OREANDA-NEWS. Fitch Ratings has affirmed 11 classes of Citigroup Commercial Mortgage Trust (CGCMT) commercial mortgage pass-through certificates series 2014-GC25. A detailed list of rating actions follows at the end of this press release.

The affirmations of CGCMT 2014-GC25 are based on the stable performance of the underlying collateral since issuance. As of the October 2015 distribution date, the pool's aggregate principal balance has been reduced by 0.45% to $838.2 million from $842 million at issuance. The pool has experienced no realized losses to date. There are currently no delinquent or specially serviced loans, and no loans are defeased. De minimis interest shortfalls are currently affecting the non-rated class G.

The largest loan in the pool (13.1%) is secured by Bank of America Plaza, a 1.4 million square foot (sf) office building located in downtown Los Angeles. The largest tenants include The Capital Group Companies (22.6% of the net rentable area [NRA]), Shepard, Mullin, Richter, & Hampton LLC (13% NRA) and Bank of America (11.4% NRA). As of June 2015, the property was 92% occupied and reported a net operating income (NOI) debt service coverage ratio (DSCR) of 2.37x.

The second largest set of loans in the pool (7.34% of the pool) consists of five cross-collateralized and cross-defaulted loans secured by five anchored or unanchored retail properties located in CA, ND, or CO. Anchors include Office Depot, Stater Bros, Sears, Chuck E. Cheese, Trader Joes, and King Soopers.

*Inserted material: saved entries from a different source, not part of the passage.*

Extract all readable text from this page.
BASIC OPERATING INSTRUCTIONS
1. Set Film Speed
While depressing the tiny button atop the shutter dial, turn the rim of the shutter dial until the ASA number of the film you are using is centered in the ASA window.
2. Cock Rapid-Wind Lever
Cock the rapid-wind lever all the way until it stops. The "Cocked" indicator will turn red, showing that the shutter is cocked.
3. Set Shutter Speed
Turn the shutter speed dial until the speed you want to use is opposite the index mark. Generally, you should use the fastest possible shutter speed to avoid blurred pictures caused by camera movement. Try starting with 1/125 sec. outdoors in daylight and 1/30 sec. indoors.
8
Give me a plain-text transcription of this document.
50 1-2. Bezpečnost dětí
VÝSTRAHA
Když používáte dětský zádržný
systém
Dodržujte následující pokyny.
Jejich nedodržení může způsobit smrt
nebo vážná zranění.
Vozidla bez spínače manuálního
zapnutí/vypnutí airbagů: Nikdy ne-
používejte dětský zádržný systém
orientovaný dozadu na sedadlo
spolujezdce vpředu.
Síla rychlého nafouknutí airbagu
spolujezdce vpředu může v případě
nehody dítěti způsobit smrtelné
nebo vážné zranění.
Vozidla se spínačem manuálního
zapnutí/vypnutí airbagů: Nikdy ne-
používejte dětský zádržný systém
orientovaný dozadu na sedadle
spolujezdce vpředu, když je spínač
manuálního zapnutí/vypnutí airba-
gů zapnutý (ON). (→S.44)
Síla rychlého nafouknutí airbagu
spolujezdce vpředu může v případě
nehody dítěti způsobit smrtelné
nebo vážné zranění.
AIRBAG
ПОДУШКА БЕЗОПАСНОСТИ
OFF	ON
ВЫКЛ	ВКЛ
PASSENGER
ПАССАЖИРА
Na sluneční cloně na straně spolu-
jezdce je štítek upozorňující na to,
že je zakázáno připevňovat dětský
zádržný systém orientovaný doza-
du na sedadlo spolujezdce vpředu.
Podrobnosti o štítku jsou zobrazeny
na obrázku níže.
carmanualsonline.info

The combined occupancy for the five properties reported at 93%. The largest of the loans is the $20.4 million Orange Plaza Shopping Center loan (2.4% of the pool), secured by a 132,000 sf shopping center in Redlands, CA. The property was 99.8% occupied per the December 2014 rent roll and is anchored by Office Depot (29% NRA) and Trader Joes (15% NRA) and shadow-anchored by Vons grocery store.

The third largest loan in the pool (7.2%) is the Fenley office portfolio, secured by 11 office properties totaling 922,903 sf located throughout Louisville, KY. The portfolio is highly granular and at issuance was leased to 76 tenants of various industries, including financial, insurance and legal. The portfolio's largest tenant, ADP Inc. (previously 5.2% of the total NRA), had vacated at the end of its lease term in July 2015. According to the servicer, a new 10-year lease has been executed for 64% of the vacated space and a letter of intent is outstanding for the remainder of the former ADP space. As of June 2015 (prior to ADP Inc. vacancy) occupancy reported at 94%, with NOI DSCR at 2.12x.

The Rating Outlooks remain Stable for all classes due to stable performance of the pool since issuance. Fitch does not foresee positive or negative ratings migration until a material economic or asset level event changes the transaction's portfolio-level metrics.

Additional information on rating sensitivity is available in the report 'Citigroup Commercial Mortgage Trust 2014-GC25' (July 28, 2015), available at www.fitchratings.com.

No third-party due diligence was provided or reviewed in relation to this rating action.

Fitch has affirmed the following ratings:

--$26.8 million class A-1 at 'AAAsf'; Outlook Stable;
--$9.8 million class A-2 at 'AAAsf'; Outlook Stable;
--$235 million class A-3 at 'AAAsf'; Outlook Stable;
--$248.8 million class A-4 at 'AAAsf'; Outlook Stable;
--$65.2 million class A-AB at 'AAAsf'; Outlook Stable;
--$634.7 million* class X-A at 'AAAsf'; Outlook Stable;
--$52.6 million* class X-B at 'AA-sf'; Outlook Stable;
--$45.3 million a class A-S at 'AAAsf'; Outlook Stable;
--$52.6 million a class B at 'AA-sf'; Outlook Stable;
--$40.0 million a class C at 'A-sf'; Outlook Stable.
--$137.9 million a class PEZ at 'A-sf'; Outlook Stable;

*Notional amount and interest-only.
a Class A-S, B, and C certificates may be exchanged for class PEZ certificates, and class PEZ certificates may be exchanged for up to the full certificate principal amount of the class A-S, B and C certificates.